In particular, the Commission’s investigation found that Baker Hughes “holds a dominant position in the market for LNG compressor trains, which it could use to give an unfair competitive advantage to Chart’s LNG business, in such a way that Chart’s rivals may no longer be able to compete effectively.”
“For instance, Baker Hughes could, in various ways, (i) make its dominant compressor available for sale only to customers who also purchase Chart’s products, (ii) degrade Baker Hughes and Chart products’ interoperability with third-party products, or (iii) use commercially sensitive information obtained in projects involving competing LNG process technology providers to further benefit Chart,” it said.

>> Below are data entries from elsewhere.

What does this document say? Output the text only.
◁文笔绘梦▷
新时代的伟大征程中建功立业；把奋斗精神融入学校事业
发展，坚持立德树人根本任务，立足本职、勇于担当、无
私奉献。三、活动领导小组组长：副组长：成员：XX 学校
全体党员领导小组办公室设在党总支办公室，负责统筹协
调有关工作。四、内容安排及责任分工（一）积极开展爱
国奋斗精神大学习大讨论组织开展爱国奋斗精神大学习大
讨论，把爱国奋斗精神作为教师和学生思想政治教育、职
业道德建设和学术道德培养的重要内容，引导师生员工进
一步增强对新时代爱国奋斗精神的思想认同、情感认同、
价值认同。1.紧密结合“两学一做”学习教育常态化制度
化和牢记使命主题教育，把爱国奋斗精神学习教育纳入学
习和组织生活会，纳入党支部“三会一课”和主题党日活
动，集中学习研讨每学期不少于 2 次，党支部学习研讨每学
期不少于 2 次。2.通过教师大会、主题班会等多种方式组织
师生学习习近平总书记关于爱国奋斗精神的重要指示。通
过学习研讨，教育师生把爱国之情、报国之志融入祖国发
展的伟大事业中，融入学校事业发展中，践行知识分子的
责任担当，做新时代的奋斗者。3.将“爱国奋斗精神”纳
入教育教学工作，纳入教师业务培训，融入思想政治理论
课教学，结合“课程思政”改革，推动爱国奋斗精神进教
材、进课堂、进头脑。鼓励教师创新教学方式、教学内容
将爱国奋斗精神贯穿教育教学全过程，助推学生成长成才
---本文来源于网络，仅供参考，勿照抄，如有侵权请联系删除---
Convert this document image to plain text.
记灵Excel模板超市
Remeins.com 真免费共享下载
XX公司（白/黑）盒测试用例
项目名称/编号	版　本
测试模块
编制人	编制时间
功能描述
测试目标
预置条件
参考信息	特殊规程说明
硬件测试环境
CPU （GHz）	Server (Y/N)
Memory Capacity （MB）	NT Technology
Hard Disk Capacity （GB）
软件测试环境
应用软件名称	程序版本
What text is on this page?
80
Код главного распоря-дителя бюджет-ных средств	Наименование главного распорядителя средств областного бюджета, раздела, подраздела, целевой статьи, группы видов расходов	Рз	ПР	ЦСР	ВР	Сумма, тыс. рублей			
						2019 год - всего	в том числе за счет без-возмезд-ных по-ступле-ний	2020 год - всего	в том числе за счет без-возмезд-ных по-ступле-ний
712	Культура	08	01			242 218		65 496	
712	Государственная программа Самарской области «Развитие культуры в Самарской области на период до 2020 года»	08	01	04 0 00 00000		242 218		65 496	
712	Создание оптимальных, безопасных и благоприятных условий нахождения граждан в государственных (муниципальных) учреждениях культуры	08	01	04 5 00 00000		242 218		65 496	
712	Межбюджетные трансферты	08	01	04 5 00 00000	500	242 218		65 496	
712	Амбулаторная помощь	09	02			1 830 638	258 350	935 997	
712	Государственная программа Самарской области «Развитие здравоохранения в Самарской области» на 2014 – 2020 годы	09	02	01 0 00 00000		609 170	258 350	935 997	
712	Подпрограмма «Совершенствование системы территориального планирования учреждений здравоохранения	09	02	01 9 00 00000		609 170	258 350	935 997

The Commission said it was “concerned that by combining all these products and technologies in the hands of Baker Hughes, competition in these global markets would be harmed, with detrimental effects on prices and innovation.”
Divesting process tech
To address the Commission’s preliminary competition concerns, Baker Hughes and Chart offered to divest Chart’s proprietary process technology (IPSMR), and its small-scale process technology business to a “suitable third-party purchaser” to be approved by the Commission, and to ensure the interoperability of their equipment with third parties’ LNG equipment, according to the Commission.
These obligations will run for a ten-year period.
“These commitments fully address the competition concerns identified by the Commission, by removing Baker Hughes’ ability and incentive to favor Chart’s LNG business,” it said.
“The Commission therefore concluded that the transaction, as modified by the commitments, would no longer raise competition concerns,” the Commission said.
In July 2025, Baker Hughes and Chart entered into a definitive deal.
Chart’s shareholders approved the acquisition in October of the same year.